Twin Tacoma teachers John and Ryan Prosser have left middle-schoolers behind for a new set of students: other teachers.
The identical twin brothers had been part of a humanities teaching team, sharing a classroom and students at Giaudrone Middle School since the start of the 2010-11 school year.
But this fall, the Prossers moved out of the classroom and into Tacoma Public Schools’ downtown headquarters as instructional facilitators.
John is training teachers about the new teacher-displacement process that grew out of the settlement of the 2011 teachers strike in Tacoma.
And Ryan’s new assignment has him explaining a new instructional framework that Tacoma plans to put in place. State law requires that districts, by fall 2013, implement one of three instructional frameworks approved by the state superintendent’s office that align with the revised teacher-evaluation system.
“We are trying to de-mystify it,” Ryan said.
Is there such a thing as too much brotherly togetherness? Not for these two, who graduated from Curtis High School in 1998, then attended Western Washington University and Boston College together, before completing law degrees at Seattle University.
“I love working with my brother,” John said. “Our desks touch. We sit closer now than when we team taught.”

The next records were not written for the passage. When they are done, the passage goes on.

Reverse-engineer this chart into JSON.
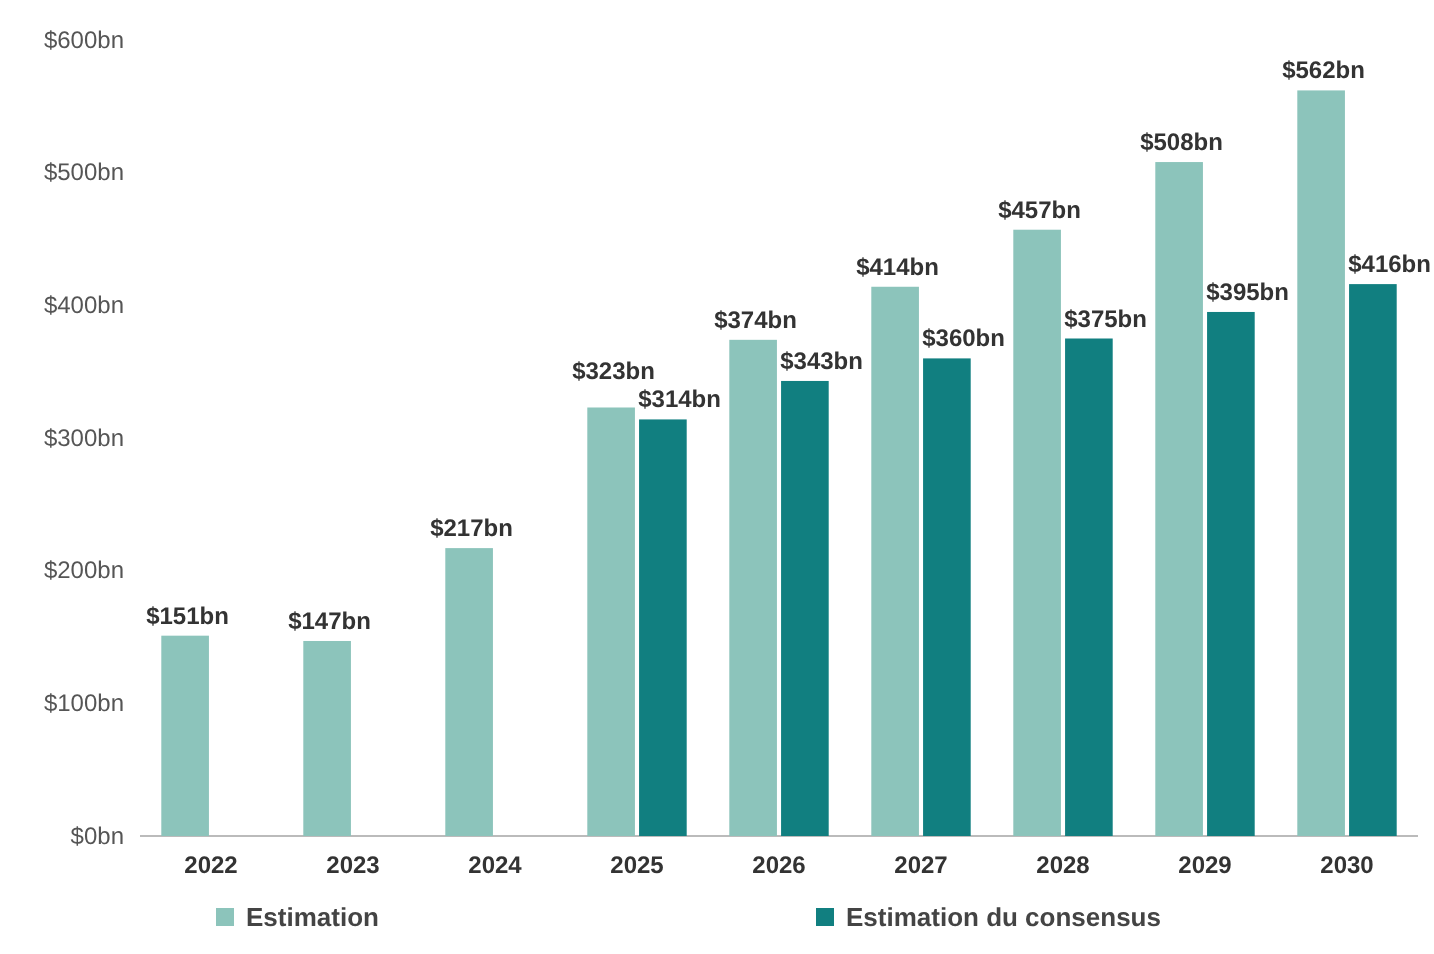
{
  "chart_data": {
    "type": "bar",
    "categories": [
      "2022",
      "2023",
      "2024",
      "2025",
      "2026",
      "2027",
      "2028",
      "2029",
      "2030"
    ],
    "series": [
      {
        "name": "Estimation",
        "color": "#8cc4bb",
        "values": [
          151,
          147,
          217,
          323,
          374,
          414,
          457,
          508,
          562
        ],
        "value_labels": [
          "$151bn",
          "$147bn",
          "$217bn",
          "$323bn",
          "$374bn",
          "$414bn",
          "$457bn",
          "$508bn",
          "$562bn"
        ]
      },
      {
        "name": "Estimation du consensus",
        "color": "#117f80",
        "values": [
          null,
          null,
          null,
          314,
          343,
          360,
          375,
          395,
          416
        ],
        "value_labels": [
          null,
          null,
          null,
          "$314bn",
          "$343bn",
          "$360bn",
          "$375bn",
          "$395bn",
          "$416bn"
        ]
      }
    ],
    "ylim": [
      0,
      600
    ],
    "yticks": [
      {
        "value": 0,
        "label": "$0bn"
      },
      {
        "value": 100,
        "label": "$100bn"
      },
      {
        "value": 200,
        "label": "$200bn"
      },
      {
        "value": 300,
        "label": "$300bn"
      },
      {
        "value": 400,
        "label": "$400bn"
      },
      {
        "value": 500,
        "label": "$500bn"
      },
      {
        "value": 600,
        "label": "$600bn"
      }
    ],
    "grid": false,
    "legend": "bottom"
  }
}
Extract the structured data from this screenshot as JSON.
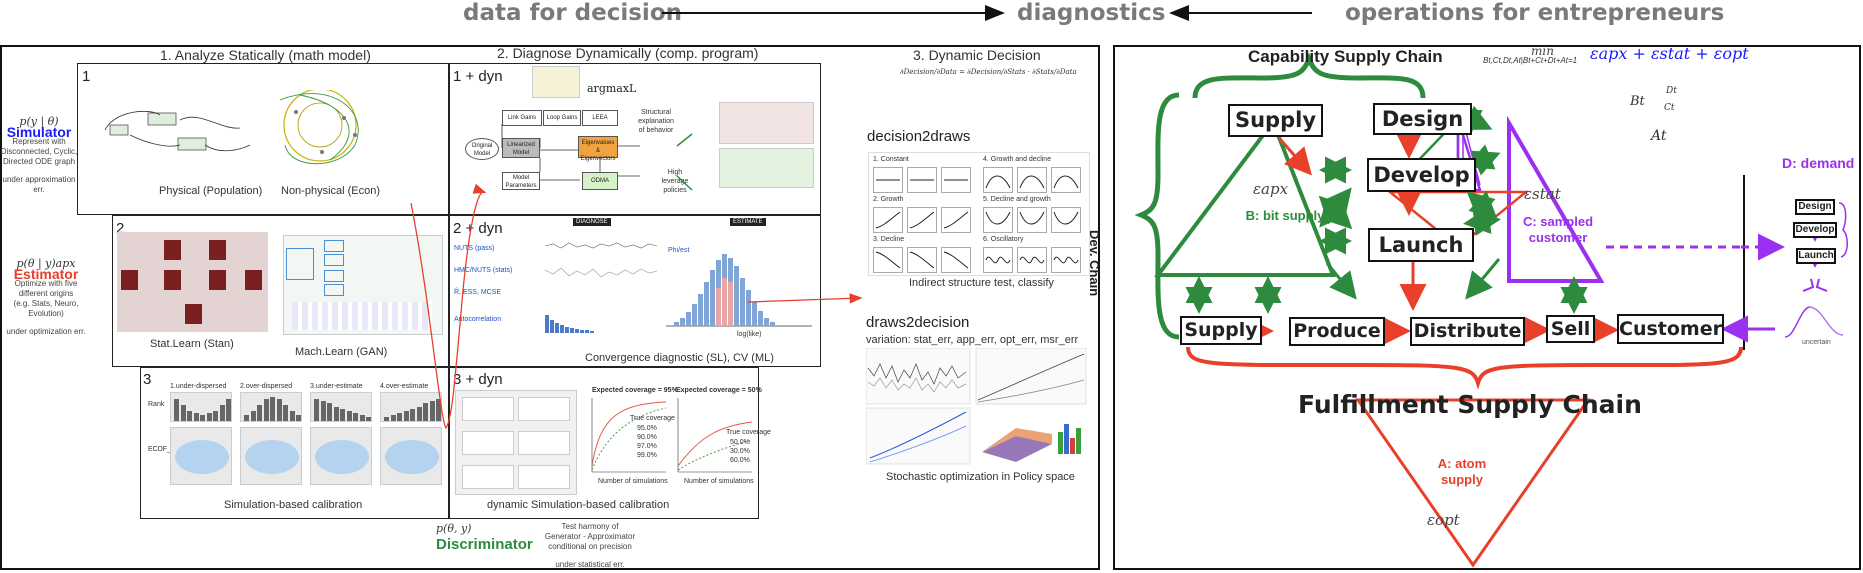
{
  "header": {
    "data_for_decision": "data for decision",
    "diagnostics": "diagnostics",
    "operations": "operations for entrepreneurs"
  },
  "left": {
    "col1_title": "1. Analyze Statically (math model)",
    "col2_title": "2. Diagnose Dynamically (comp. program)",
    "col3_title": "3. Dynamic Decision",
    "simulator": {
      "math": "p(y | θ)",
      "title": "Simulator",
      "desc1": "Represent with",
      "desc2": "Disconnected, Cyclic,",
      "desc3": "Directed ODE graph",
      "foot": "under approximation err."
    },
    "estimator": {
      "math": "p(θ | y)apx",
      "title": "Estimator",
      "desc1": "Optimize with five",
      "desc2": "different origins",
      "desc3": "(e.g. Stats, Neuro, Evolution)",
      "foot": "under optimization err."
    },
    "discriminator": {
      "math": "p(θ, y)",
      "title": "Discriminator",
      "desc1": "Test harmony of",
      "desc2": "Generator - Approximator",
      "desc3": "conditional on precision",
      "foot": "under statistical err."
    },
    "row1": {
      "num": "1",
      "cap_physical": "Physical (Population)",
      "cap_nonphysical": "Non-physical (Econ)",
      "dyn_num": "1 + dyn",
      "argmax": "argmaxL",
      "link_gains": "Link Gains",
      "loop_gains": "Loop Gains",
      "leea": "LEEA",
      "original_model": "Original Model",
      "linearized_model": "Linearized Model",
      "eigenvalues": "Eigenvalues & Eigenvectors",
      "model_parameters": "Model Parameters",
      "odma": "ODMA",
      "structural": "Structural explanation of behavior",
      "high_leverage": "High leverage policies"
    },
    "row2": {
      "num": "2",
      "cap_stat": "Stat.Learn (Stan)",
      "cap_mach": "Mach.Learn (GAN)",
      "dyn_num": "2 + dyn",
      "diagnose_tag": "DIAGNOSE",
      "estimate_tag": "ESTIMATE",
      "nuts": "NUTS (pass)",
      "hmc": "HMC/NUTS (stats)",
      "rhat": "R̂, ESS, MCSE",
      "autocorr": "Autocorrelation",
      "phiest": "Phi/est",
      "loglike": "log(like)",
      "cap_conv": "Convergence diagnostic (SL), CV (ML)"
    },
    "row3": {
      "num": "3",
      "sbc_titles": [
        "1.under-dispersed",
        "2.over-dispersed",
        "3.under-estimate",
        "4.over-estimate"
      ],
      "rank_label": "Rank",
      "ecdf_label": "ECDF_diff",
      "cap_sbc": "Simulation-based calibration",
      "dyn_num": "3 + dyn",
      "cov95": "Expected coverage = 95%",
      "cov50": "Expected coverage = 50%",
      "true_cov": "True coverage",
      "nsim": "Number of simulations",
      "cov95_vals": [
        "95.0%",
        "90.0%",
        "97.0%",
        "99.0%"
      ],
      "cov50_vals": [
        "50.0%",
        "30.0%",
        "60.0%"
      ],
      "cap_dsbc": "dynamic Simulation-based calibration"
    },
    "col3": {
      "formula": "∂Decision/∂Data = ∂Decision/∂Stats · ∂Stats/∂Data",
      "decision2draws": "decision2draws",
      "cap_indirect": "Indirect structure test, classify",
      "shapes": [
        "1. Constant",
        "2. Growth",
        "3. Decline",
        "4. Growth and decline",
        "5. Decline and growth",
        "6. Oscillatory"
      ],
      "draws2decision": "draws2decision",
      "variation": "variation: stat_err, app_err, opt_err, msr_err",
      "cap_stoch": "Stochastic optimization in Policy space"
    }
  },
  "right": {
    "capability": "Capability Supply Chain",
    "fulfillment": "Fulfillment Supply Chain",
    "dev_chain": "Dev. Chain",
    "boxes": {
      "supply_top": "Supply",
      "design": "Design",
      "develop": "Develop",
      "launch": "Launch",
      "supply_bottom": "Supply",
      "produce": "Produce",
      "distribute": "Distribute",
      "sell": "Sell",
      "customer": "Customer"
    },
    "b_bit_supply": "B: bit supply",
    "c_sampled_customer": "C: sampled customer",
    "a_atom_supply": "A: atom supply",
    "d_demand": "D: demand",
    "eps_apx": "εapx",
    "eps_stat": "εstat",
    "eps_opt": "εopt",
    "min_label": "min",
    "min_sub": "Bt,Ct,Dt,At|Bt+Ct+Dt+At=1",
    "objective": "εapx + εstat + εopt",
    "tri_b": "Bt",
    "tri_c": "Ct",
    "tri_d": "Dt",
    "tri_a": "At",
    "mini": {
      "design": "Design",
      "develop": "Develop",
      "launch": "Launch"
    },
    "uncertain": "uncertain"
  },
  "colors": {
    "green": "#2e8b3e",
    "red": "#e8402a",
    "purple": "#9b30f0",
    "blue": "#1a1aff"
  }
}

Last spring, the Prosser brothers learned that they both were being displaced from Giaudrone, as the number of faculty members at the middle school was reduced.
John had served on the joint teachers’ union-district administration committee that came up with the new displacement agreement. But neither he nor his brother was able to benefit from it. That’s because the new assignment system didn’t take effect until this fall, and the brothers were displaced in the spring.
Now, John is telling teachers how the district’s new reassignment system works. He has visited more than half Tacoma’s schools to talk about the system he helped create.
He said teachers usually start out uneasy, but that his job is to ease their fears.
Both say that while they miss the classroom, they’re happy in their new positions.
Asked which is the tougher audience, middle-schoolers or teachers, John said diplomatically that “they’re different crowds.”
Ryan said his middle school kids often had more issues they were dealing with outside the classroom, such as poverty and homelessness.
“Working with students,” he says, “the stakes are higher.”